While this record is sparse and the considerable lapse of time may affect any damages to which plaintiff may be entitled, we cannot say that arbitration is precluded under the circumstances of this case, i.e., that plaintiff was informed in writing by his employer that his Union was processing the grievance and that the employer also expected to receive the list of arbitrators. The Authority certainly knew that no grievance had been filed, since it had not received a copy of the grievance required to be

[228 NJSuper Page 198]

served upon it by the Agreement and administrative regulations. N.J.A.C. 12:105-2.1(a). An arbitrator may determine that plaintiff was guilty of laches and, having slept on his rights, is entitled to no award. But an arbitrator also may determine that the actions of the employer estopped it from relying upon the time limitation in the Agreement. We cannot say as a matter of law that either finding would be beyond the arbitrator's power. Mahony-Troast Construction v. Supermarkets Gen'l., supra, 189 N.J. Super. at 331.

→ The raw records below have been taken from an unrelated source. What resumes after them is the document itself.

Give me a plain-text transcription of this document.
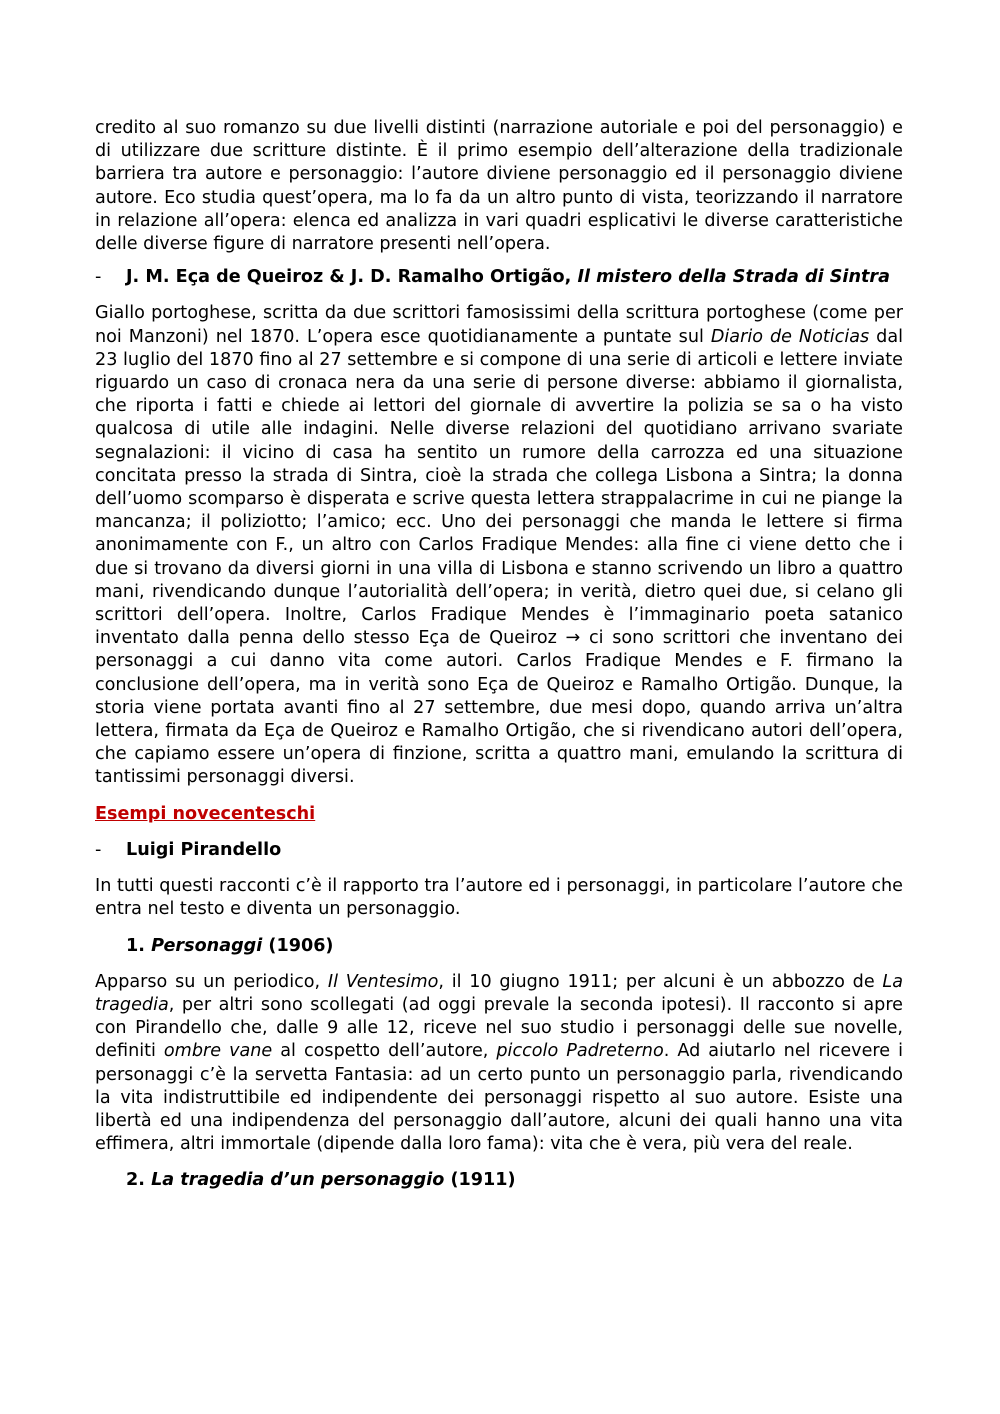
credito al suo romanzo su due livelli distinti (narrazione autoriale e poi del personaggio) e di utilizzare due scritture distinte. È il primo esempio dell’alterazione della tradizionale barriera tra autore e personaggio: l’autore diviene personaggio ed il personaggio diviene autore. Eco studia quest’opera, ma lo fa da un altro punto di vista, teorizzando il narratore in relazione all’opera: elenca ed analizza in vari quadri esplicativi le diverse caratteristiche delle diverse figure di narratore presenti nell’opera.

- J. M. Eça de Queiroz & J. D. Ramalho Ortigão, Il mistero della Strada di Sintra

Giallo portoghese, scritta da due scrittori famosissimi della scrittura portoghese (come per noi Manzoni) nel 1870. L’opera esce quotidianamente a puntate sul Diario de Noticias dal 23 luglio del 1870 fino al 27 settembre e si compone di una serie di articoli e lettere inviate riguardo un caso di cronaca nera da una serie di persone diverse: abbiamo il giornalista, che riporta i fatti e chiede ai lettori del giornale di avvertire la polizia se sa o ha visto qualcosa di utile alle indagini. Nelle diverse relazioni del quotidiano arrivano svariate segnalazioni: il vicino di casa ha sentito un rumore della carrozza ed una situazione concitata presso la strada di Sintra, cioè la strada che collega Lisbona a Sintra; la donna dell’uomo scomparso è disperata e scrive questa lettera strappalacrime in cui ne piange la mancanza; il poliziotto; l’amico; ecc. Uno dei personaggi che manda le lettere si firma anonimamente con F., un altro con Carlos Fradique Mendes: alla fine ci viene detto che i due si trovano da diversi giorni in una villa di Lisbona e stanno scrivendo un libro a quattro mani, rivendicando dunque l’autorialità dell’opera; in verità, dietro quei due, si celano gli scrittori dell’opera. Inoltre, Carlos Fradique Mendes è l’immaginario poeta satanico inventato dalla penna dello stesso Eça de Queiroz → ci sono scrittori che inventano dei personaggi a cui danno vita come autori. Carlos Fradique Mendes e F. firmano la conclusione dell’opera, ma in verità sono Eça de Queiroz e Ramalho Ortigão. Dunque, la storia viene portata avanti fino al 27 settembre, due mesi dopo, quando arriva un’altra lettera, firmata da Eça de Queiroz e Ramalho Ortigão, che si rivendicano autori dell’opera, che capiamo essere un’opera di finzione, scritta a quattro mani, emulando la scrittura di tantissimi personaggi diversi.

Esempi novecenteschi

- Luigi Pirandello

In tutti questi racconti c’è il rapporto tra l’autore ed i personaggi, in particolare l’autore che entra nel testo e diventa un personaggio.

1. Personaggi (1906)

Apparso su un periodico, Il Ventesimo, il 10 giugno 1911; per alcuni è un abbozzo de La tragedia, per altri sono scollegati (ad oggi prevale la seconda ipotesi). Il racconto si apre con Pirandello che, dalle 9 alle 12, riceve nel suo studio i personaggi delle sue novelle, definiti ombre vane al cospetto dell’autore, piccolo Padreterno. Ad aiutarlo nel ricevere i personaggi c’è la servetta Fantasia: ad un certo punto un personaggio parla, rivendicando la vita indistruttibile ed indipendente dei personaggi rispetto al suo autore. Esiste una libertà ed una indipendenza del personaggio dall’autore, alcuni dei quali hanno una vita effimera, altri immortale (dipende dalla loro fama): vita che è vera, più vera del reale.

2. La tragedia d’un personaggio (1911)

The last issue presented is whether the trial court under these circumstances had jurisdiction to direct the State Board of Mediation to process plaintiff's claim. Plaintiff's complaint sought relief only against the State Board of Mediation. It was, in effect, an appeal from the decision of the Board not to provide the list of arbitrators. Ordinarily such an action is by way of direct appeal to this court. R. 2:2-3(a)(2). This was not a suit pursuant to N.J.S.A. 2A:24-3, quoted earlier, to compel the Authority to arbitrate.*fn4 The narrow issue presented required no facts that could not have been presented to the Appellate Division on an appeal from the State Agency's decision. At this late date, however, and considering that the matter is now before us, it would serve no purpose to dismiss the matter and require a new appeal to be filed in this court. There is no question that this court has the power to direct the State Board of Mediation to forward the names of arbitrators in accordance with the Agreement and regulations N.J.A.C. 12:105-1.1(a) and 3.1. This we will do. After an arbitrator is selected, the arbitrator may then determine whether the Authority is or is not estopped from raising plaintiff's lack of compliance with the time requirements of the Agreement. Furthermore, if an award is entered the arbitrator may decide whether the Authority is or is not entitled to an off-set for any

[228 NJSuper Page 199]

additional delays chargeable to plaintiff or the Union, or conversely whether plaintiff should be left solely to his administrative or civil remedies against the Union, Authority or both for breach of any duty of representation.

The decision appealed from is reversed and the Board of Mediation is directed to issue a list of arbitrators to plaintiff and the Authority as demanded. Costs on this appeal shall abide the eventual resolution of the arbitration proceeding.